Let’s be clear: if the classroom is not engaging, I actually think something is going wrong. Professors may well find themselves out of work in coming days if this is true due to pressure from emerging educational markets. It behooves us all in this age to bring everything we have to our lectures. But don’t mistake my point. I don’t mean that the manner of every professor must be “exciting” or “entertaining.” Some of the most engaging material I’ve encountered wasn’t shouted or displayed next to shiny pictures. It was thoughtfully delivered, with profundity of thought and concision of expression. It was like a stone sanded down by long-running streams.

Do you doubt my point? Do you think that actual pyrotechnics, and silly stunts, are needed to engage modern young people? I don’t think so. I think of a preacher like Tim Keller (not a professor, though he was one and would be a splendid one). He’s a great speaker, but he doesn’t shout. He doesn’t whirl around on stage. He doesn’t use Powerpoint. He offers people profound exposition of Scripture. He’s like Lloyd-Jones in that respect, or dare I say Jonathan Edwards. Edwards is only the leading theologian and philosopher of the American tradition, and he rarely varied his pitch in the pulpit. He was, you might say, a bit dry. But if you actually engaged with his material, you found yourself blasting through the biblical-theological stratosphere, hanging on for dear life as this man sent you soaring intellectually and spiritually.

In fact, that holds today, though we can’t hear him lecture. His writings send us into the cosmos on errands of theistic illumination. But doesn’t that prove the point? How much better to hear him, to see him, to ask questions of him, to get to know him even a little, to see how he handles his verbal missteps, to have the unique privilege to be in the presence of a master-thinker?

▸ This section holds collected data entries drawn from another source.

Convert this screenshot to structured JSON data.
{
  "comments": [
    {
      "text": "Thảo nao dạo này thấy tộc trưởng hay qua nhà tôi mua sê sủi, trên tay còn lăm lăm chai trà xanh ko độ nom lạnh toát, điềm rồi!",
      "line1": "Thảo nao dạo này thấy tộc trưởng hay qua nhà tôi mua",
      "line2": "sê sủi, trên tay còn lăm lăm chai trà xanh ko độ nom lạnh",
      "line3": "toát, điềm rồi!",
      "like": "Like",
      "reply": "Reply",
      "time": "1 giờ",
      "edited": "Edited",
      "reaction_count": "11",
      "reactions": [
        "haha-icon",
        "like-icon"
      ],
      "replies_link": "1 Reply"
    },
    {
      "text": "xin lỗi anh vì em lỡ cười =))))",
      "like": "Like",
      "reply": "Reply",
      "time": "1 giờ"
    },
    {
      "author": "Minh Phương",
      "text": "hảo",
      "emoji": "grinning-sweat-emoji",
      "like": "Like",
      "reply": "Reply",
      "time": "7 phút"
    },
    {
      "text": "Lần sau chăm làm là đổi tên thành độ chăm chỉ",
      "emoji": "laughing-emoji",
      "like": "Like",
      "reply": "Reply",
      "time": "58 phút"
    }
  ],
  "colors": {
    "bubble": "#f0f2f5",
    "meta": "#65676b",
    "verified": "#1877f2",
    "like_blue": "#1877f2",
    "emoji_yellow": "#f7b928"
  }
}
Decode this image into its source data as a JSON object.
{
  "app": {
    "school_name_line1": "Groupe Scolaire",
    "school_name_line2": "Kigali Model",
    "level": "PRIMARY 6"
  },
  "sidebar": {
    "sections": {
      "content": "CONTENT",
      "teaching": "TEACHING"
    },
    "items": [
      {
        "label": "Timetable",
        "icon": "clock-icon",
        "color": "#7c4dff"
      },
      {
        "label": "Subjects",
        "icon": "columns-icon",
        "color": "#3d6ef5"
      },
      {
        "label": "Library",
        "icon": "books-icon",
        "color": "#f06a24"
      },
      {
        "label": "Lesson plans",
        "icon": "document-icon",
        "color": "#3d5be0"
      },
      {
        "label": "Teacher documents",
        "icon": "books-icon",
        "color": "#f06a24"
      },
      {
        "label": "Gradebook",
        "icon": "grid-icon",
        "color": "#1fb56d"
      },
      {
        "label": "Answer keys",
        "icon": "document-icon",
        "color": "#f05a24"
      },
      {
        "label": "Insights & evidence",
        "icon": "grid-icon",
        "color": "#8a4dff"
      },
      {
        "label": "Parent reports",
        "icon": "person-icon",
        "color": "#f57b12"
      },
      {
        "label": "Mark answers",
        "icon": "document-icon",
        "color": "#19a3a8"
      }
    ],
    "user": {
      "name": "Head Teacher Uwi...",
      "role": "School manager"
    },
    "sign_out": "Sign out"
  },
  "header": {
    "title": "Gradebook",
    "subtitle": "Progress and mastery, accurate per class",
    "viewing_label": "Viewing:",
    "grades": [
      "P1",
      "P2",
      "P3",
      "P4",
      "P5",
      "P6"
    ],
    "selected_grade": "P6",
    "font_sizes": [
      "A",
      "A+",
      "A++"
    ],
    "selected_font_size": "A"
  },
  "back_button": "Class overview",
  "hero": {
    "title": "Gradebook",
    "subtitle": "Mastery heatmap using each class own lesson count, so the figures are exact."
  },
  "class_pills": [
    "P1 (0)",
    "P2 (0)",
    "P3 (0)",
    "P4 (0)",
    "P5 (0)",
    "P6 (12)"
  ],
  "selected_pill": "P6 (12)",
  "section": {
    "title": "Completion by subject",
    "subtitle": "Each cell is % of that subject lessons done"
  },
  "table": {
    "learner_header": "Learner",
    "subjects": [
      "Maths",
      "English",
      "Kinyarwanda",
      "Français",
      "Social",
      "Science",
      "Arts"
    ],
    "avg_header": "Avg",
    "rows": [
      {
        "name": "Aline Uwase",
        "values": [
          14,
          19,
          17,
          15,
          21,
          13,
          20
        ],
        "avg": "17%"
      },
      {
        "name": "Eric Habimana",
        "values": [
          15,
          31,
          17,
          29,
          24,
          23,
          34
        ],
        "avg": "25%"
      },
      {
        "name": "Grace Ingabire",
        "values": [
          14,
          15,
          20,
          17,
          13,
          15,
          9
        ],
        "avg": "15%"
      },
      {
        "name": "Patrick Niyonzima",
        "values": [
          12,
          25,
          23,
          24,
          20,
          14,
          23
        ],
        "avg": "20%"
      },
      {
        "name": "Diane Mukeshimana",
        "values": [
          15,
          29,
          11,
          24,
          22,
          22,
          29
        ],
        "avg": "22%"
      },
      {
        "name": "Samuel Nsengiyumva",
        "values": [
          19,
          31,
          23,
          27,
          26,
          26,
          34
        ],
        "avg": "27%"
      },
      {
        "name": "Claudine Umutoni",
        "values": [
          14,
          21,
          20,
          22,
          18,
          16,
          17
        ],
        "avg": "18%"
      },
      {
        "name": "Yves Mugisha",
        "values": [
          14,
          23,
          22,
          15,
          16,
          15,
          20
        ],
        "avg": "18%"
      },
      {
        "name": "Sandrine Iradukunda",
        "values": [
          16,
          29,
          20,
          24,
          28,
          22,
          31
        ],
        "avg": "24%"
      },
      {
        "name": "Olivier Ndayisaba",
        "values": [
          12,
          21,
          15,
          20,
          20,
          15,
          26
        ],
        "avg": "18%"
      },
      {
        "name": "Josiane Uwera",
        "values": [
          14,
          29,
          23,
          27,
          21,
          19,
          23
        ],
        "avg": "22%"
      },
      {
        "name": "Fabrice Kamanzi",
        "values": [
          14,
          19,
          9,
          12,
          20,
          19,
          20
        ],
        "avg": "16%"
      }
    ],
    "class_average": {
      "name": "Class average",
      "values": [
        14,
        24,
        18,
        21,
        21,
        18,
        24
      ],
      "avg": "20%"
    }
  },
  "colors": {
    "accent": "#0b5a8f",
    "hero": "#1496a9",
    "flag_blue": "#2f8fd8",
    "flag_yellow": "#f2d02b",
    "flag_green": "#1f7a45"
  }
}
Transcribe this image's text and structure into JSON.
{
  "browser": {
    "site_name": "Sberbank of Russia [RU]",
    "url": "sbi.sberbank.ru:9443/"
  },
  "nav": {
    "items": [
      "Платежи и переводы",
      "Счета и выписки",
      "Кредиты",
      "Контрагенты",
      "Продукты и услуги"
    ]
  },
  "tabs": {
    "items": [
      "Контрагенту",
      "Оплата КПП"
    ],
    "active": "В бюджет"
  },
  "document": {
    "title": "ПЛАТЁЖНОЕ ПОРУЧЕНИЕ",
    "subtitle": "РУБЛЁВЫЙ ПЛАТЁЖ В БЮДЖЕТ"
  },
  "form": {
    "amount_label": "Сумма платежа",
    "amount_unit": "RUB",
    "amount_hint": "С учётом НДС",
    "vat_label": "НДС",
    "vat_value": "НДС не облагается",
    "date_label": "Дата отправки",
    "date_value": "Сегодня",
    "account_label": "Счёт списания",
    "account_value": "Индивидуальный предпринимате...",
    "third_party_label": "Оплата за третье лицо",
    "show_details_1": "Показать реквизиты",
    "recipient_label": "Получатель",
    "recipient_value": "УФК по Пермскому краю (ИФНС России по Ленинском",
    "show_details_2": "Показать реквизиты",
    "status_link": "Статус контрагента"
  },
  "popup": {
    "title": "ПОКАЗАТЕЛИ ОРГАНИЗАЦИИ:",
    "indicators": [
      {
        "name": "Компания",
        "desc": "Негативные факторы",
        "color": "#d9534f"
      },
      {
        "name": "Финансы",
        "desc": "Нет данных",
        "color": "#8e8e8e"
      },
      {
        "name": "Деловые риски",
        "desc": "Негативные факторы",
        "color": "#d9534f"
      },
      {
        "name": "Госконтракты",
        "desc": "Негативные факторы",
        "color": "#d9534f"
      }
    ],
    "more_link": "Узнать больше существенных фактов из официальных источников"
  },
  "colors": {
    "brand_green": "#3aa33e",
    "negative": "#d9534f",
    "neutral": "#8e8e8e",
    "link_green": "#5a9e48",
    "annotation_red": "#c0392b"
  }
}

All this to say: professors can lecture in many different styles. Whatever their style, they should give the lecture all they have. They should display profundity of thought and speech. They should weave a kind of magic, the magic of the cosmos revealing itself to young minds, in their classes.

This is what the lecture has done for centuries; this is what it will continue to do, where schools do not make the huge mistake of doing away with it, and where professors do not mail it in but gear their classes toward discovery, and illumination, and enlightenment of this world God has made.